8 thoughts on “Trauma victims highlighted in the Boston Globe

  1. Amen, sister! Interesting what people expected me to “just get over” (in terms of trauma)… and then when I couldn’t… didn’t… *I* was STILL the problem, slapped with the crazy label.

  2. Psychiatry often pathologizes people’s natural reactions to trauma. Very often, people with different belief systems, often get pathologized by Western psychiatrists as being “psychotic” for believing more in the supernatural or being more spiritually oriented. Psychiatry more often oppresses, rather than heals, people.

  3. “the thing is there have been very successful helpers who don’t use highly spiritualized language to explain what is going on in the psyche of someone having a ‘psychotic episode.’
    (…)
    one need not be a flaming spiritualist to do good work with someone who might be considered by some to be in spiritual emergency….”

    Loren Mosher and the folks at Soteria are a good example for this. And my therapist truly wasn’t a flaming spiritualist either. Just an ordinary psychologist. And I’d say, she did a hell of a good job.

    (Although, “ordinary”, I don’t know… I’ve heard a horrifying lot of hair-raising stories about therapists by now. Apropos of abuse…)

  4. I agree, abuse can be subtle and hard to recognize as with many forms of emotional abuse or neglect. Yet the trauma scars can be equally deep.

    On another note: the thing is there have been very successful helpers who don’t use highly spiritualized language to explain what is going on in the psyche of someone having a “psychotic episode.”
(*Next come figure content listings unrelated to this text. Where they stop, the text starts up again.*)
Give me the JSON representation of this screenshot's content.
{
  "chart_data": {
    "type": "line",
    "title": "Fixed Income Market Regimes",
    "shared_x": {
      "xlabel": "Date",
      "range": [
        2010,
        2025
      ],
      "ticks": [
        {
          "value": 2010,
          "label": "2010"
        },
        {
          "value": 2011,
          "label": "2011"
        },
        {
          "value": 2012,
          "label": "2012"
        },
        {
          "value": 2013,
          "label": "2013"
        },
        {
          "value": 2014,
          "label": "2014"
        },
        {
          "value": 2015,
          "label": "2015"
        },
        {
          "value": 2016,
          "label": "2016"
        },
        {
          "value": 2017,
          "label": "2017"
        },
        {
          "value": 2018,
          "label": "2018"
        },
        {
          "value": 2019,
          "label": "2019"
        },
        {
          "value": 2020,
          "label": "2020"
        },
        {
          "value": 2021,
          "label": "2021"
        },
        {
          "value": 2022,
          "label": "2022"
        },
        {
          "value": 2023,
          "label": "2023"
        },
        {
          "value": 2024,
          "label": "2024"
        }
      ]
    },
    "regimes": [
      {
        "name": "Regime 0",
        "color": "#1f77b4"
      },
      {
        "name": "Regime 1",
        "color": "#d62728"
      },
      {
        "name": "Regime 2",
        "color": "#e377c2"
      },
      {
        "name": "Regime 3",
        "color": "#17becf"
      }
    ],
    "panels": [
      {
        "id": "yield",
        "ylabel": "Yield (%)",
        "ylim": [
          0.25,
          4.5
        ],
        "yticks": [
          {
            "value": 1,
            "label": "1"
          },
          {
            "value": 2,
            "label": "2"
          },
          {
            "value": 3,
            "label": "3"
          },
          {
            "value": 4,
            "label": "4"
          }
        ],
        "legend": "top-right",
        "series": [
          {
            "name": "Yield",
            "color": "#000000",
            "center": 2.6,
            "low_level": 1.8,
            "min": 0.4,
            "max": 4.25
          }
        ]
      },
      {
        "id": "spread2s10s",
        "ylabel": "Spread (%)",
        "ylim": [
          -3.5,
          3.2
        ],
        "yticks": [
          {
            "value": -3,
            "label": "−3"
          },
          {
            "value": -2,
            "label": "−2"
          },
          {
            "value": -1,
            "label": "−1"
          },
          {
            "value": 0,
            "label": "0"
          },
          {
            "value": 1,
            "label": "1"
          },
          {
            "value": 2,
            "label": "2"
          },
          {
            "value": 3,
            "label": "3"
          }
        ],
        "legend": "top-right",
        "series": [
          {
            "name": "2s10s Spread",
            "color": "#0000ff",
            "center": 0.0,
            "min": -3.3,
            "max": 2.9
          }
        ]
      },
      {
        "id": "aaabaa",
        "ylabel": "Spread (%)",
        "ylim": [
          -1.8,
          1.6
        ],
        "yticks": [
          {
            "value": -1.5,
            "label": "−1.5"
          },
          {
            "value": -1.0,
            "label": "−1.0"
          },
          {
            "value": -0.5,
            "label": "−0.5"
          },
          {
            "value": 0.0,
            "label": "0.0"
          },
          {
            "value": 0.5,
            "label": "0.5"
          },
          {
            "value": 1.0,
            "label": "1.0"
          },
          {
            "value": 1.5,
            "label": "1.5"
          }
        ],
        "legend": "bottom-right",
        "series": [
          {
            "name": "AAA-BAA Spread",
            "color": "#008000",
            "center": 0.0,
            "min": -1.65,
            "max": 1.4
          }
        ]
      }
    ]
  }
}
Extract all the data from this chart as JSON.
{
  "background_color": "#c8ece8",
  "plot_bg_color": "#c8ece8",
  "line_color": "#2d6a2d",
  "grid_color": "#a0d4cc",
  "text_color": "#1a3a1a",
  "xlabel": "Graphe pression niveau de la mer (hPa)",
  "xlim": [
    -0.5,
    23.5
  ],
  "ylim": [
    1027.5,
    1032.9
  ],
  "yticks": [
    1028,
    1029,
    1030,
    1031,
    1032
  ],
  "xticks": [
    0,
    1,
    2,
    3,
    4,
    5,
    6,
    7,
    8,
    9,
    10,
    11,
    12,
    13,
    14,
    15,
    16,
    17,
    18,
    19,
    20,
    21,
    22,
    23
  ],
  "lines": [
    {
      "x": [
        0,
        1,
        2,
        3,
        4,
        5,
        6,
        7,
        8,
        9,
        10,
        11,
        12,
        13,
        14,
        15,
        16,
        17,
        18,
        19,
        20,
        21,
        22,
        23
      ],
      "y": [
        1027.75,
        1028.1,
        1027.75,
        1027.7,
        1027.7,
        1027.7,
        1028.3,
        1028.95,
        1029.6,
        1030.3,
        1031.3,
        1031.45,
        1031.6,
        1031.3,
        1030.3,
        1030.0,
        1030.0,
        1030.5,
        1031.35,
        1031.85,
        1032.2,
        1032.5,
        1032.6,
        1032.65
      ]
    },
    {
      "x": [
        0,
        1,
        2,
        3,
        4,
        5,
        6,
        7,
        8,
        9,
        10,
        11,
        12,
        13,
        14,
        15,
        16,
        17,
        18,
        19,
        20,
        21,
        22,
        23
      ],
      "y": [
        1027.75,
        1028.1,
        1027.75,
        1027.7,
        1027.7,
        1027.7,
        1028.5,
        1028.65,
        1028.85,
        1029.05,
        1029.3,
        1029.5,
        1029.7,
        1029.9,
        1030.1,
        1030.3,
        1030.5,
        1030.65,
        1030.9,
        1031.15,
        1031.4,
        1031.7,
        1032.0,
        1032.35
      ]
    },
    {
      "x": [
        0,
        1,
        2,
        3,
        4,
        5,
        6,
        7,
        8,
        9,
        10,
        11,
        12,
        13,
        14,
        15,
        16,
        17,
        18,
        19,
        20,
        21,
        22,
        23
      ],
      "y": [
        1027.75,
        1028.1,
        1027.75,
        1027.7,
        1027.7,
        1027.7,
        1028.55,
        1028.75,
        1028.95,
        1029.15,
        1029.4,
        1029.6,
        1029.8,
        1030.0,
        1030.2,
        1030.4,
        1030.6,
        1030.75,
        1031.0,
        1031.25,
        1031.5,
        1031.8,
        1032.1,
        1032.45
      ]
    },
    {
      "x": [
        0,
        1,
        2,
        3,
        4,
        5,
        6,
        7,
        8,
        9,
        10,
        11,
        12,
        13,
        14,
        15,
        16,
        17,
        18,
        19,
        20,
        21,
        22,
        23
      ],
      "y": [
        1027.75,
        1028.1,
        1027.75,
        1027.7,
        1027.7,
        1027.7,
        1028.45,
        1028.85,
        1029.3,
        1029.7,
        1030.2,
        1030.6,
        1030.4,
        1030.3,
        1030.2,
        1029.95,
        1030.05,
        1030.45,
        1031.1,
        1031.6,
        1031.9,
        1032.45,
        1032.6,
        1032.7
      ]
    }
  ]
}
    It can be understood in purely metaphorical and psychological terms in my opinion…

    one need not be a flaming spiritualist to do good work with someone who might be considered by some to be in spiritual emergency….

    flexibility in language used to interpret these experiences is part of what makes a successful helper….

  5. Another reason (apart from the economic disadvantages for Big Pharma) to, by all means, avoid recognition of trauma as the cause of crisis is the fact, that our society still is extremely uncomfortable – cf. “medical practitioners feel uncomfortable in bringing spirituality into their treatment approach” -with the truth, that any such thing as abuse is going on to the extent, it actually is going on.

    And that includes both abuse in the family and in society on a larger scale. – In my opinion, our culture is thoroughly abusive in many ways.

  6. (BTW: this somehow supports what I wrote about that one’s cultural/religious background determines what kind of “delusions”, and “hallucinations” someone has.)

    absolutely it does…and I’ve seen it all over the place so I know it’s true as well…

    yes, of course your response is right. psychiatry is simply not able to deal with these issues…

    the thing is mental health issues are holistic…there is a place to deal with the body too and some of that could conceivably still fall within the realm of medicine.

    allergies and foods and nutrients and thyroid problems and vitamin deficiencies can all be part of a poor mental health picture…

    testing blood is often appropriate…docs are needed…they just have to let go of complete control…and understand the multi-dimensional nature of psychic distress.

  7. It isn’t recognized, because psychiatrists are physicians, medical doctors. Not specialists in spiritual, existential matters – apart from the few who have additional training in these fields. Recognizing the full extent to which spiritual/existential factors contribute to crisis would eventually put psychiatry out of business. In order to stay in this business, it is essential to do everything imaginable (and unimaginable) to keep up the illusion, that there would be brain diseases called “schizophrenia” (psychiatry’s holy cow), “bipolar disorder” and and and, that need medical treatment/management.

    (BTW: this somehow supports what I wrote about that one’s cultural/religious background determines what kind of “delusions”, and “hallucinations” someone has.)